猿ヶ京温泉

とまりぎ

2013.03.11

5月下旬 上越線沼田駅に5人が降りた。空は晴れ。バス待ちの間に蕎麦屋に入る。バスに乗ること小一時間、バス停 猿ヶ京温泉で降りた。しかしここは温泉街ではない。国道から赤谷湖(あかやこ)が見え、道を下って湖畔に行く。小高い緑に囲まれ広々と解放感たっぷりだ。赤谷川にできたダム湖であり昔の温泉街や集落が湖に沈み、新たに現在の地に猿ヶ京温泉が出来たそうだ。いま進行中の八ッ場ダムと川原湯温泉の関係に似ている。

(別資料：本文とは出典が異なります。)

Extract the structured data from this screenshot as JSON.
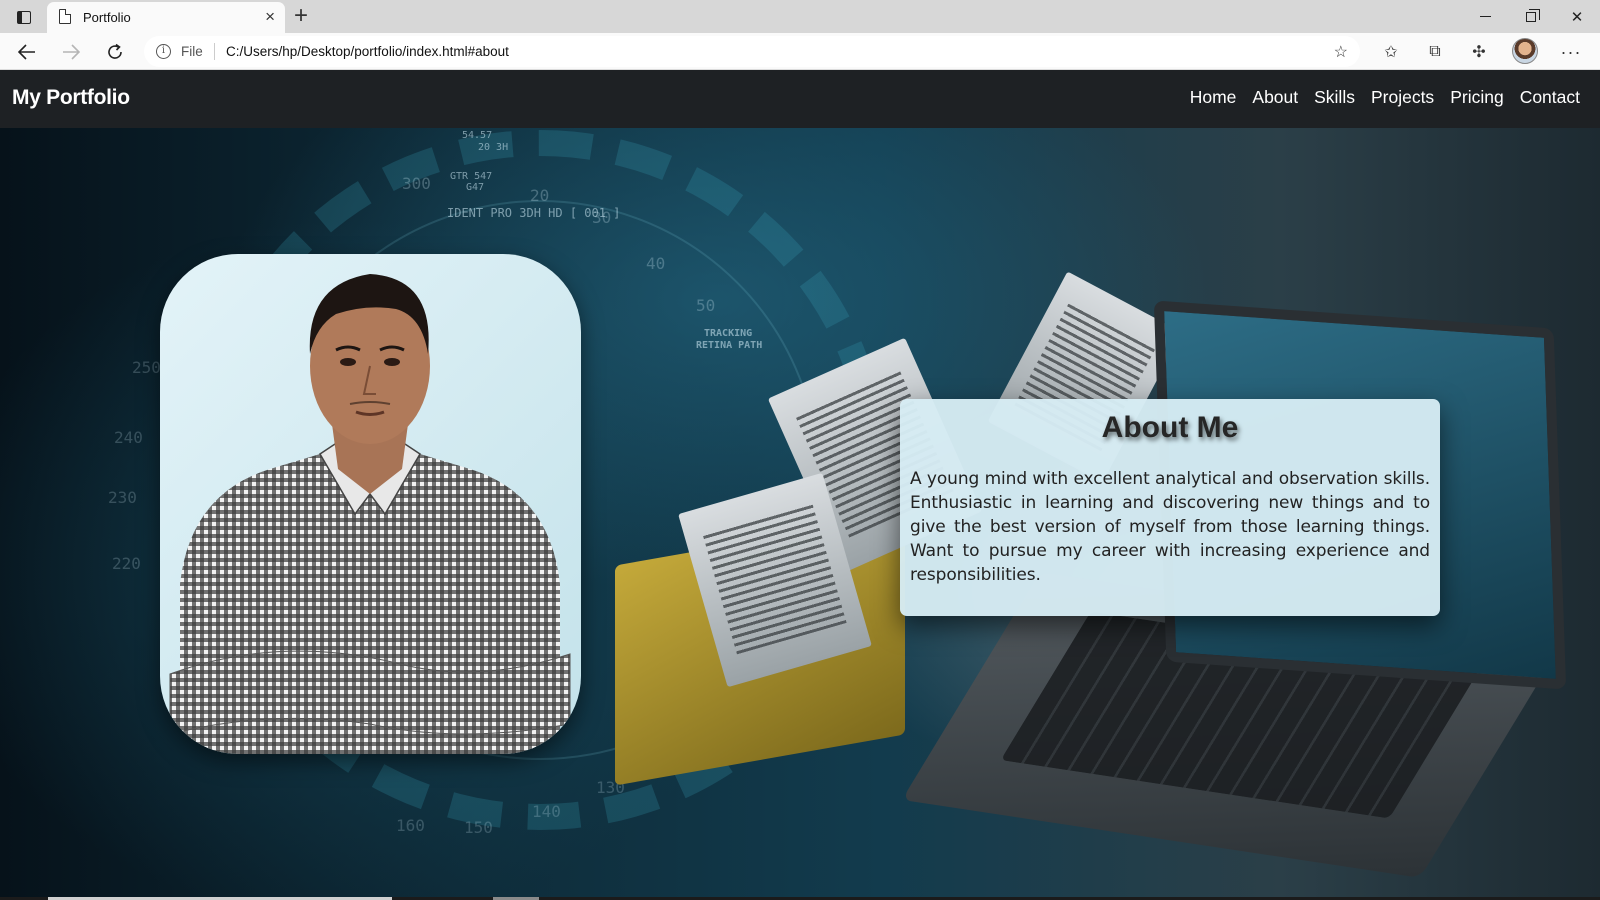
{
  "browser": {
    "tab_title": "Portfolio",
    "tab_close": "×",
    "new_tab": "+",
    "address_scheme": "File",
    "address_url": "C:/Users/hp/Desktop/portfolio/index.html#about",
    "more": "···"
  },
  "navbar": {
    "brand": "My Portfolio",
    "links": [
      "Home",
      "About",
      "Skills",
      "Projects",
      "Pricing",
      "Contact"
    ]
  },
  "background_text": {
    "ident": "IDENT PRO 3DH HD [ 001 ]",
    "tracking": "TRACKING",
    "retina": "RETINA PATH",
    "code_a": "54.57",
    "code_b": "20   3H",
    "code_c": "GTR   547",
    "code_d": "G47",
    "gauge_300": "300",
    "gauge_20": "20",
    "gauge_30": "30",
    "gauge_40": "40",
    "gauge_50": "50",
    "gauge_250": "250",
    "gauge_240": "240",
    "gauge_230": "230",
    "gauge_220": "220",
    "gauge_160": "160",
    "gauge_150": "150",
    "gauge_140": "140",
    "gauge_130": "130"
  },
  "about": {
    "title": "About Me",
    "text": "A young mind with excellent analytical and observation skills. Enthusiastic in learning and discovering new things and to give the best version of myself from those learning things. Want to pursue my career with increasing experience and responsibilities."
  },
  "colors": {
    "navbar_bg": "#1e2124",
    "card_bg": "#d6ecf4",
    "page_accent": "#123b4d"
  },
  "icons": {
    "tab_switcher": "tab-switcher-icon",
    "page": "page-icon",
    "back": "back-arrow-icon",
    "forward": "forward-arrow-icon",
    "reload": "reload-icon",
    "info": "info-icon",
    "add_favorite": "star-plus-icon",
    "favorites": "favorites-icon",
    "collections": "collections-icon",
    "extensions": "extensions-icon",
    "profile": "profile-avatar",
    "menu": "more-icon"
  }
}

国道の坂道を登って橋をわたると温泉街の入り口だ。すぐ右手に猿ヶ京関所資料館がある。猿ヶ京関所跡でその役宅が資料館になっている。見学の前に座敷に座ってコーヒーをいただく。うまい。道中持ち物、絵図、関所手形等々興味深いものが多い。

旅籠屋丸一に入る。少し休んでから散歩に出る。かつて来たことのあるS氏の案内で西川に架かっている“姉山の吊り橋”に向かう。西川も赤谷湖に流れている。旧三国街道から田んぼの畦道を通り橋に着いた。しかし吊り橋ではなく普通の橋となっていた。昔は情緒があったとS氏はがっかりしていた。しかし橋からの眺めは静かな透き通った水面に新緑が深く映えきれいだ。その先の西川自然観察の森まで行き宿にもどった。宿は広く清潔感に溢れ気持ちが良い。明治に建てられた豪農の蔵の古材を利用して造られたという別棟の“蔵の湯 林”がすばらしい。湯の泉質はカルシウム・ナトリウム硫黄泉(アルカリ性低張清鉱泉 無色透明)効能は神経痛、関節痛、五十肩など。

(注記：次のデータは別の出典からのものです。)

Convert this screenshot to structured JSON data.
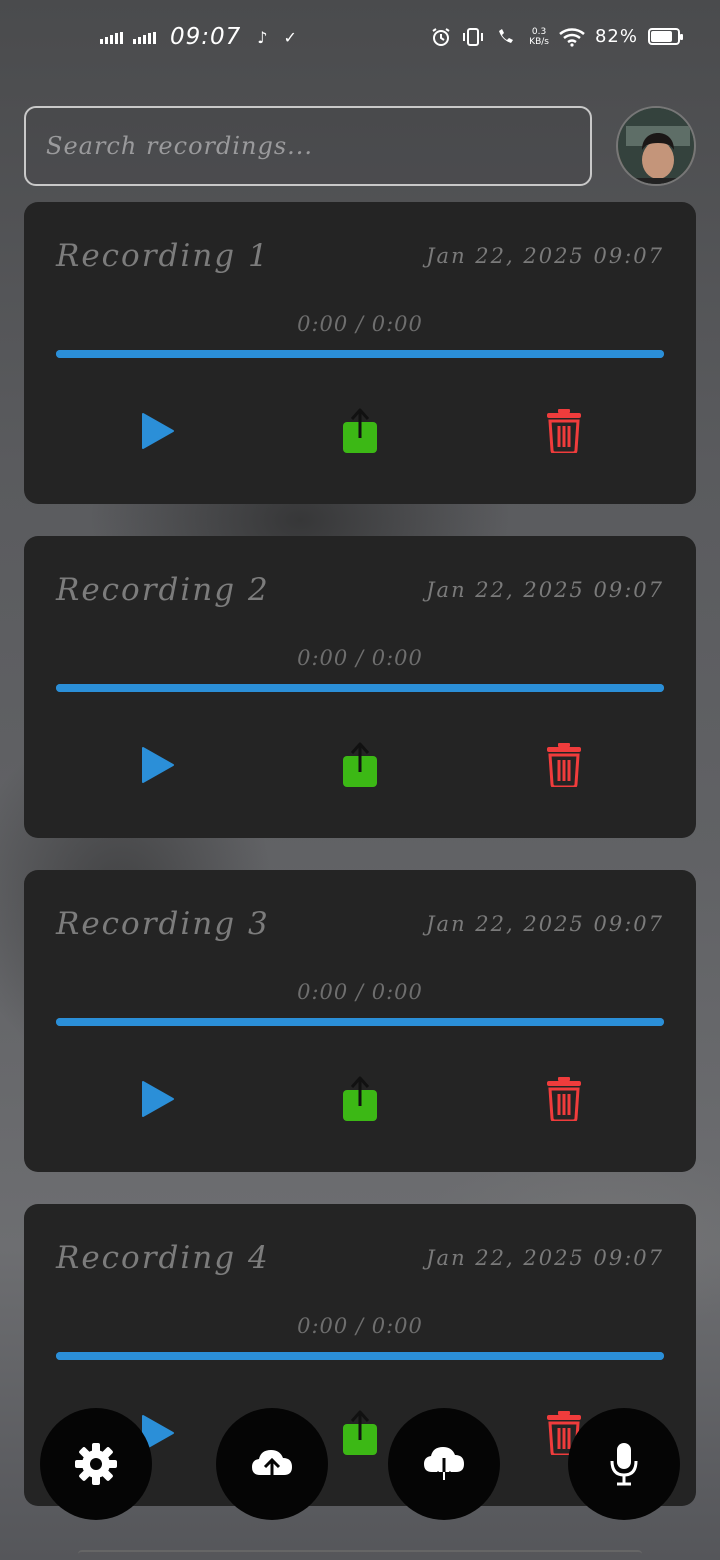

今日も晴れだ。バスで法師温泉に向かった。昔ながらの佇まいそのままの建物の前に多くの客が待っていた。11時からの日帰り湯に入るためだ。開湯まで付近を散策。法師温泉は旧国鉄のフルムーンのポスターでも有名だ。木造りの大浴場は高い天井とアーチ型の窓により独特の雰囲気がある。4つの浴槽にはそれぞれ中ほどに頭を乗せるための丸太が一本わたされている。温泉は敷き詰められた玉石の間から湧き出し、ときどき気泡が上がってくる。8つに仕切られたそれぞれの浴槽に多くの頭がじっとしている眺めは滑稽にも感じられた。泉質は猿ヶ京温泉と同じであるが、雰囲気が大いに異なる。

温泉から出ると雨が降ってきた。猿ヶ京まで歩くのだ。永井宿のバス停の軒先で沼田駅前で仕入れた菓子パンを2つずつ配り昼とした。幸い雨も上がった。猿ヶ京までおおかた舗装道路であったが、とちゅう旧三国街道の細い山道があって昔がほんのすこしだが偲ばれた。三国街道は佐渡金山で採掘された金銀を運ぶルートとして、また佐渡へ送る罪人の護送に使われた、新潟の寺泊宿から三国峠を経て群馬の高崎宿までの街道だ。

バスで後閑(ごかん)駅に行き、駅前のコンビニで酒を仕入れて電車に乗り込んだ。また飲みながらの旅。高崎乗換えで大宮駅に下車、居酒屋で打ち上げをした。